The Kabakovs are also showcasing the grand vision in their ambitions. For years, they have been expressing different human dreams through humorous yet poetic installations of mind-blowing sizes. Among such projects, we are able to how humans with excellent skills persist in their different advances, never giving up their dreams even ending in futility.


Ilya and Emilia Kabakov are Russian-born, American-based artists that collaborate on environments which fuse elements of the everyday with those of the conceptual. While their work is deeply rooted in the Soviet social and cultural context in which the Kabakovs came of age, their work still attains a universal significance.

Ilya Kabakov was born in Dnepropetrovsk, Soviet Union, in 1933. He studied at the VA Surikov Art Academy in Moscow, and began his career as a children’s book illustrator during the 1950’s. He was part of a group of Conceptual artists in Moscow who worked outside the official Soviet art system. In 1985 he received his first solo show exhibition at Dina Vierny Gallery, Paris, and he moved to the West two years later. Today Kabakov is recognized as the most important Russian artist to have emerged in the late 20th century.

Emilia Kabakov was born in Dnepropetrovsk, Soviet Union, in 1945. She attended the Music College in Irkutsk in addition to studying Spanish language and literature at the Moscow University.
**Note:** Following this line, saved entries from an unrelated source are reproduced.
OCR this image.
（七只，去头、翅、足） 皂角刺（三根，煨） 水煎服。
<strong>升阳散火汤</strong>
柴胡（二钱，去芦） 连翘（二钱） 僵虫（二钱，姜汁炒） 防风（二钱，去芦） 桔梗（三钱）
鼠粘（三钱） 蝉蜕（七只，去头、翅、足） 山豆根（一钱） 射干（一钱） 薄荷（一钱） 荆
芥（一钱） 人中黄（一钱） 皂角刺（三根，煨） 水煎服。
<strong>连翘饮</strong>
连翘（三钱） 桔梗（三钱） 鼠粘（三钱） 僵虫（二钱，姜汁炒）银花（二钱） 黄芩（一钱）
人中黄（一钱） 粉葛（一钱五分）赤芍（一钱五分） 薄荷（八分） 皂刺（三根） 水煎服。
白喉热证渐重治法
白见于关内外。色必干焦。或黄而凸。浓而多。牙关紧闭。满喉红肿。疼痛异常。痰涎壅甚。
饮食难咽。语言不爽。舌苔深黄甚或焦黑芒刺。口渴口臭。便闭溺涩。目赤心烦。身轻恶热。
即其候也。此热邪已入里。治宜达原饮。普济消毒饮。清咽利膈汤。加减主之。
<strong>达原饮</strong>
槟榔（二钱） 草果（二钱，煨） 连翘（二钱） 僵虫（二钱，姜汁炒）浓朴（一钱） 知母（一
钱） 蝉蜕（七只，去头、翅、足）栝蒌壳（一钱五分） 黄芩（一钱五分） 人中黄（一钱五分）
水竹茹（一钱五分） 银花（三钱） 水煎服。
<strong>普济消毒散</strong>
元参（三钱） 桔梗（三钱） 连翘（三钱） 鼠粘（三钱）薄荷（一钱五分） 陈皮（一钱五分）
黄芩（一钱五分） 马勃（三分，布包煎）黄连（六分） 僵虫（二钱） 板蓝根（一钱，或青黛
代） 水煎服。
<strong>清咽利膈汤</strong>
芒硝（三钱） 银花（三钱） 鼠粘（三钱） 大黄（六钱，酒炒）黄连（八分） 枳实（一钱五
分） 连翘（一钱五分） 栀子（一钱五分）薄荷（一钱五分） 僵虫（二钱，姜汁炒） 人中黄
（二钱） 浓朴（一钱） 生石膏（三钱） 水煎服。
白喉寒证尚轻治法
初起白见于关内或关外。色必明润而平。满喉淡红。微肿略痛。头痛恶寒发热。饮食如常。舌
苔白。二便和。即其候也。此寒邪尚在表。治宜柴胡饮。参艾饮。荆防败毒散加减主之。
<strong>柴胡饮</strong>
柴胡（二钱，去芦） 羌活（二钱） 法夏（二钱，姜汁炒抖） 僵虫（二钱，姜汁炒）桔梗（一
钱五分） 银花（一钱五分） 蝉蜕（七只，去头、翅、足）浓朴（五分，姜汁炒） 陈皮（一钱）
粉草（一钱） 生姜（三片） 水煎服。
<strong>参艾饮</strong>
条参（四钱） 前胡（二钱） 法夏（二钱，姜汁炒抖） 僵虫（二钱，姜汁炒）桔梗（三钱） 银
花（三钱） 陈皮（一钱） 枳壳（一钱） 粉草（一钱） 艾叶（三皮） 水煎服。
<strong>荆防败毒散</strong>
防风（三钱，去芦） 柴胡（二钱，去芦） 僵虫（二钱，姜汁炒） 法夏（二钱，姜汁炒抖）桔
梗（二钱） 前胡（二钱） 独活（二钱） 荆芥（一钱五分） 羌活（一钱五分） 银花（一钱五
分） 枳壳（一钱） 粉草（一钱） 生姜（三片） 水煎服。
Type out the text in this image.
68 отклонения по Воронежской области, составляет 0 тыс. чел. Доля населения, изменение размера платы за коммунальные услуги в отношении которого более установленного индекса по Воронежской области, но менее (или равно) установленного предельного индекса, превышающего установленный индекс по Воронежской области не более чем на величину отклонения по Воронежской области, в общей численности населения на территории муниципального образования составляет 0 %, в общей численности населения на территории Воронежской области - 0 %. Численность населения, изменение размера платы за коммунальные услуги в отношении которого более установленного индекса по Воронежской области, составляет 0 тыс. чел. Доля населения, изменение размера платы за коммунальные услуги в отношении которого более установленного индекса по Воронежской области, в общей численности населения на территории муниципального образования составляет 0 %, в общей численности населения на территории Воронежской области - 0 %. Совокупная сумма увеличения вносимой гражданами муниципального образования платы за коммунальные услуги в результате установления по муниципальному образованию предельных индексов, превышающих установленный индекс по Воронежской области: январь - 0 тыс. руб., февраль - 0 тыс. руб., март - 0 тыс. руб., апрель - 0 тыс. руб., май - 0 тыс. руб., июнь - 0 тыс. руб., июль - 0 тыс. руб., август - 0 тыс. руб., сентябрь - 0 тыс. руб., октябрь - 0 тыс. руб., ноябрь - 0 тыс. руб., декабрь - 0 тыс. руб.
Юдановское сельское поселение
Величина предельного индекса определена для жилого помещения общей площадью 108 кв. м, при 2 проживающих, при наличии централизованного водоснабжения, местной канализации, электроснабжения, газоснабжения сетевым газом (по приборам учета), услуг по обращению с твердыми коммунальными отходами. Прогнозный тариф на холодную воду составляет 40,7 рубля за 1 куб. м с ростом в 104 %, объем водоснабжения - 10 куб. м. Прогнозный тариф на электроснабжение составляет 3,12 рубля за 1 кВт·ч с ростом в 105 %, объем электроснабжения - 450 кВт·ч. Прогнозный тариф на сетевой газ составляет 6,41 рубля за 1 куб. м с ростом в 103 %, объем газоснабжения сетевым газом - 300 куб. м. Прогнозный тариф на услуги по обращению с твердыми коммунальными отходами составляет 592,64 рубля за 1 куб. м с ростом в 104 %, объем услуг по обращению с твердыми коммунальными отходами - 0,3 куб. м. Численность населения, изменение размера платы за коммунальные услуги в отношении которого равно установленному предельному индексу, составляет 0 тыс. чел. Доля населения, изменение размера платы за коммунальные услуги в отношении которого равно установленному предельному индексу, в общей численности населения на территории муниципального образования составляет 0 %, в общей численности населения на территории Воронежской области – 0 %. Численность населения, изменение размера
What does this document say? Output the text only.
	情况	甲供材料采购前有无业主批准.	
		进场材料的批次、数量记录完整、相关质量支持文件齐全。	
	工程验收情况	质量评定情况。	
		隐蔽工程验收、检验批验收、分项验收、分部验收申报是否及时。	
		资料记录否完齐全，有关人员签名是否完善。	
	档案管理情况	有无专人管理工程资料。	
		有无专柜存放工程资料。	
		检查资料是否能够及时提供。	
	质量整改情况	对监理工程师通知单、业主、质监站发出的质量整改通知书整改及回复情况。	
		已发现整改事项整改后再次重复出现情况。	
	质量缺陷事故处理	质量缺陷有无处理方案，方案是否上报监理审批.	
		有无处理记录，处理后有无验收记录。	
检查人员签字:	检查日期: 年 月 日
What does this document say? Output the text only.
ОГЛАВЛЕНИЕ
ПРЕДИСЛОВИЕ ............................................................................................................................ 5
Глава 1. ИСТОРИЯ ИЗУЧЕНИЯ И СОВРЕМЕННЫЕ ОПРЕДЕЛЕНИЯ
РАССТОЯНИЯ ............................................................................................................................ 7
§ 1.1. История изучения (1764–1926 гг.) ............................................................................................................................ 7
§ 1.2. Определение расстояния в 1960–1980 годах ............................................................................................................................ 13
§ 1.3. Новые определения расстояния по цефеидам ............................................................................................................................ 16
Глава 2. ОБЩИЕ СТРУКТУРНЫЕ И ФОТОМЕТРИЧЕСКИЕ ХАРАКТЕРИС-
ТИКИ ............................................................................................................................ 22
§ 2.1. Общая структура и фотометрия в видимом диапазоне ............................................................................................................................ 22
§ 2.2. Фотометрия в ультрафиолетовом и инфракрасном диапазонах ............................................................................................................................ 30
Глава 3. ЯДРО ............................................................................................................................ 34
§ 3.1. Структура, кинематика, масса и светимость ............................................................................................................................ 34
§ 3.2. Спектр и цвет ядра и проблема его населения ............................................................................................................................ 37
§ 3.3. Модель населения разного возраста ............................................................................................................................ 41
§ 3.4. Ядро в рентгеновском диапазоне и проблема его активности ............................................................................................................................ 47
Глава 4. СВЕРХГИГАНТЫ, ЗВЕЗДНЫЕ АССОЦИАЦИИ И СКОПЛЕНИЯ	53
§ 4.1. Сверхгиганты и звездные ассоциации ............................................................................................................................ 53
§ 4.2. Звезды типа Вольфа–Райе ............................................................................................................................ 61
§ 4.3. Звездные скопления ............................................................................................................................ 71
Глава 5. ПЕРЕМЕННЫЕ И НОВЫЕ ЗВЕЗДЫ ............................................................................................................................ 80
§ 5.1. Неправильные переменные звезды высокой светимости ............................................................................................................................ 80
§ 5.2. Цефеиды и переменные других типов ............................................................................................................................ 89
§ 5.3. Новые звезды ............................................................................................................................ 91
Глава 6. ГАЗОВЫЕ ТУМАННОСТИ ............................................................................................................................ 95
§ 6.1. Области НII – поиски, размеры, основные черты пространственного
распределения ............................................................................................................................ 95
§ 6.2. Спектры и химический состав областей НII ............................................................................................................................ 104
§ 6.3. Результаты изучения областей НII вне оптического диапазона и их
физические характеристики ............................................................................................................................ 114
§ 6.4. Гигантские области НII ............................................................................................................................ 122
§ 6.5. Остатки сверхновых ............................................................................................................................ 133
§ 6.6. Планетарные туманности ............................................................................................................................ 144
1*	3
She immigrated to Israel in 1973, and moved to New York in 1975, where she worked as a curator and art dealer.  Emilia has worked side by side with Ilya since 1989.

Their work has been shown in such venues as the Museum of Modern Art, the Hirshhorn Museum in Washington DC, the Stedelijk Museum in Amsterdam, Documenta IX, at the Whitney Biennial in 1997 and the State Hermitage Museum in St. Petersburg among others. In 1993 they represented Russia at the 45th Venice Biennale with their installation The Red Pavilion. The Kabakovs have also completed many important public commissions throughout Europe and have received a number of honors and awards, including the Oscar Kokoschka Preis, Vienna, in 2002 and the Chevalier des Arts et des Lettres, Paris, in 1995.

The Kabakovs live and work in Long Island.